Anonymous Monk has asked for the wisdom of the Perl Monks concerning the following question:

Hi everyone, I am rather new to perl and was hoping you could help me. I need to parse a file that's in an xml type format (not full xml syntax) and pull out data to run different types of jobs. The file looks like this:

<PROJECT_ID>12345</PROJECT_ID> <JOBID>101</JOBID> <TYPE1>add</TYPE1> <FILE1>/tmp/file_data_gros</FILE1> <JOBID>102</JOBID> <TYPE2>delete</TYPE2> <FILE2>/tmp/file_myvalues</FILE2>

The above file will always have a PROJECT_ID number and can have multiple JOBID fields defined in it. Each JODID will always have a corresponding TYPE* and FILE* associated with it. What I am trying to write is something that can loop through multiple files like this. So when each file is processed the code would pull out the PROJECT_ID field value and then for each JOBID (in order) it would pull out the corresponding values for TYPE* and FILE*. So in the above example the code would pull out the PROJECT_ID value and then get the value of the first JOBID seen in the file and once it has this it would then get the value for TYPE1 and FILE1 and then output a string in the following format with the values for each field:

PROJECT_ID(value) JOBID(value) TYPE1(value) FILE1(value)

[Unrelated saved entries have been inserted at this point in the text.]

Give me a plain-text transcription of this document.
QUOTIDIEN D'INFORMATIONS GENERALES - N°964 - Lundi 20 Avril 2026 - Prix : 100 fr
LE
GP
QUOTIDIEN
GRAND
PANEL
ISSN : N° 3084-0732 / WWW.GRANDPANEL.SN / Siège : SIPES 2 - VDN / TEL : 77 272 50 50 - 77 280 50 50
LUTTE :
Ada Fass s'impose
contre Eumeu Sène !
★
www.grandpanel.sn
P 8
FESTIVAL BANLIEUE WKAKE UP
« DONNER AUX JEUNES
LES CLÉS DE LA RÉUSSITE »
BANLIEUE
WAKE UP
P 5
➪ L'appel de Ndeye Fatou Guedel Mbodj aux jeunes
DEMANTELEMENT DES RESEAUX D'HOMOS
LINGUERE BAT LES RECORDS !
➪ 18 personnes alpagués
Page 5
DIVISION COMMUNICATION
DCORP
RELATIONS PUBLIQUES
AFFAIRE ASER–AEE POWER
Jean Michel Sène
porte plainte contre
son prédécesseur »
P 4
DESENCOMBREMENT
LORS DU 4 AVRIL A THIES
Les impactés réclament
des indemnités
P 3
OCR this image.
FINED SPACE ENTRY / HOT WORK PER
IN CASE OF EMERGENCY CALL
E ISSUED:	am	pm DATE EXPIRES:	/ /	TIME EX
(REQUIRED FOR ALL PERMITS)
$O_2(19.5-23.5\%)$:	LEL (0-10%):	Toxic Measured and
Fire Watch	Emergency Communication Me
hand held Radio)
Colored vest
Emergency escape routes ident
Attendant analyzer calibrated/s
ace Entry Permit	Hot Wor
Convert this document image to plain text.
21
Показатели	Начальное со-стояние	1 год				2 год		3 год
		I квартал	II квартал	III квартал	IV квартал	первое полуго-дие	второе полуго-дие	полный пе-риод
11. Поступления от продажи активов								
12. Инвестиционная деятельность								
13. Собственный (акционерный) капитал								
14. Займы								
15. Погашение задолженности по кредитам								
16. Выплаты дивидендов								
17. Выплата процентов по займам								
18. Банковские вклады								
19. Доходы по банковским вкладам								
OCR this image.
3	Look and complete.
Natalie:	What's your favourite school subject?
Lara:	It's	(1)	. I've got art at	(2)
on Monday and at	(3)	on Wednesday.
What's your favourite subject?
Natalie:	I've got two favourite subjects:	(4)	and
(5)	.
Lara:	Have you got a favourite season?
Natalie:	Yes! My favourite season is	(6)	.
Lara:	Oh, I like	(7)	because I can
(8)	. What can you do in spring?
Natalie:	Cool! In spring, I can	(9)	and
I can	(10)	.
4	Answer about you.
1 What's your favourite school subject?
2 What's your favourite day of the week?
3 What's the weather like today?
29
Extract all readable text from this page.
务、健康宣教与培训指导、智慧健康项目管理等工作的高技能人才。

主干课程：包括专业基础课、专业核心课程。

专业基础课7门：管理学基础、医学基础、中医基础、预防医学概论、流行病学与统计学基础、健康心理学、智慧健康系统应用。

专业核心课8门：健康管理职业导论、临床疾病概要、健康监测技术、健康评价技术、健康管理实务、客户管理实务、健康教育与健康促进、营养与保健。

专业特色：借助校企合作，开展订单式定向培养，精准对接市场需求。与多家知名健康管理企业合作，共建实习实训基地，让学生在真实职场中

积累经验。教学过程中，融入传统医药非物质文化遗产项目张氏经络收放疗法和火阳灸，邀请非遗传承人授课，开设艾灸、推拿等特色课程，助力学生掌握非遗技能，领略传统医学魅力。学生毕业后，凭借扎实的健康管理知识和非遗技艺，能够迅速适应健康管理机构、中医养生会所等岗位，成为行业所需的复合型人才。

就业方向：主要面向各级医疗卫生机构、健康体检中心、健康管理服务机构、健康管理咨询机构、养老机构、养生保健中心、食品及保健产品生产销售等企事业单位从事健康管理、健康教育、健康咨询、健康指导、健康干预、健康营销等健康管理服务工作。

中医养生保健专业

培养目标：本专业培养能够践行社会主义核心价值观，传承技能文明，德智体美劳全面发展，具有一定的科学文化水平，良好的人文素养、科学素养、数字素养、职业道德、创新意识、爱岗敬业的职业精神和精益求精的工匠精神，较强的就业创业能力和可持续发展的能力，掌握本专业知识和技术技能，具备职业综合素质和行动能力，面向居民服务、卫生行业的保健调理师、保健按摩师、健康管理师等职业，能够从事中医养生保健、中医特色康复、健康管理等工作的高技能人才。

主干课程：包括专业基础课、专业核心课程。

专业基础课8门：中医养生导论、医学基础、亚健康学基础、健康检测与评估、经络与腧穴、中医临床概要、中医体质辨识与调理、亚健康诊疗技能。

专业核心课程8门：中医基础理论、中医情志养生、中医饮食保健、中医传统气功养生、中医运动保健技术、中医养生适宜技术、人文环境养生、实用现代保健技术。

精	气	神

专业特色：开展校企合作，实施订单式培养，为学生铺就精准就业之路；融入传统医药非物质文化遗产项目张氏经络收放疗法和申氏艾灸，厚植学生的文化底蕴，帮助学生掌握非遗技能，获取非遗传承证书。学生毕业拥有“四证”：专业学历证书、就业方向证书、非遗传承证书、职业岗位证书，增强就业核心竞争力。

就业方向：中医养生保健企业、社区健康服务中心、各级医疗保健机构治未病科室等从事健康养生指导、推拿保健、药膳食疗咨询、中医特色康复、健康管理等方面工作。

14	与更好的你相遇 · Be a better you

.....I would then do some processing with these values. The loop would then carry onto the next JOBID seen and then output the values for these fields:

PROJECT_ID(value) JOBID(value) TYPE2(value) FILE2(value)

.....I would then do some processing with these values The loop would then carry on to the next JOBID seen and do the same until there are no more to process within this file

I am really struggling with how to go about doing this. I was thinking maybe I should read the whole file into a hash but I not too sure that this is the right approach. I have written this so far.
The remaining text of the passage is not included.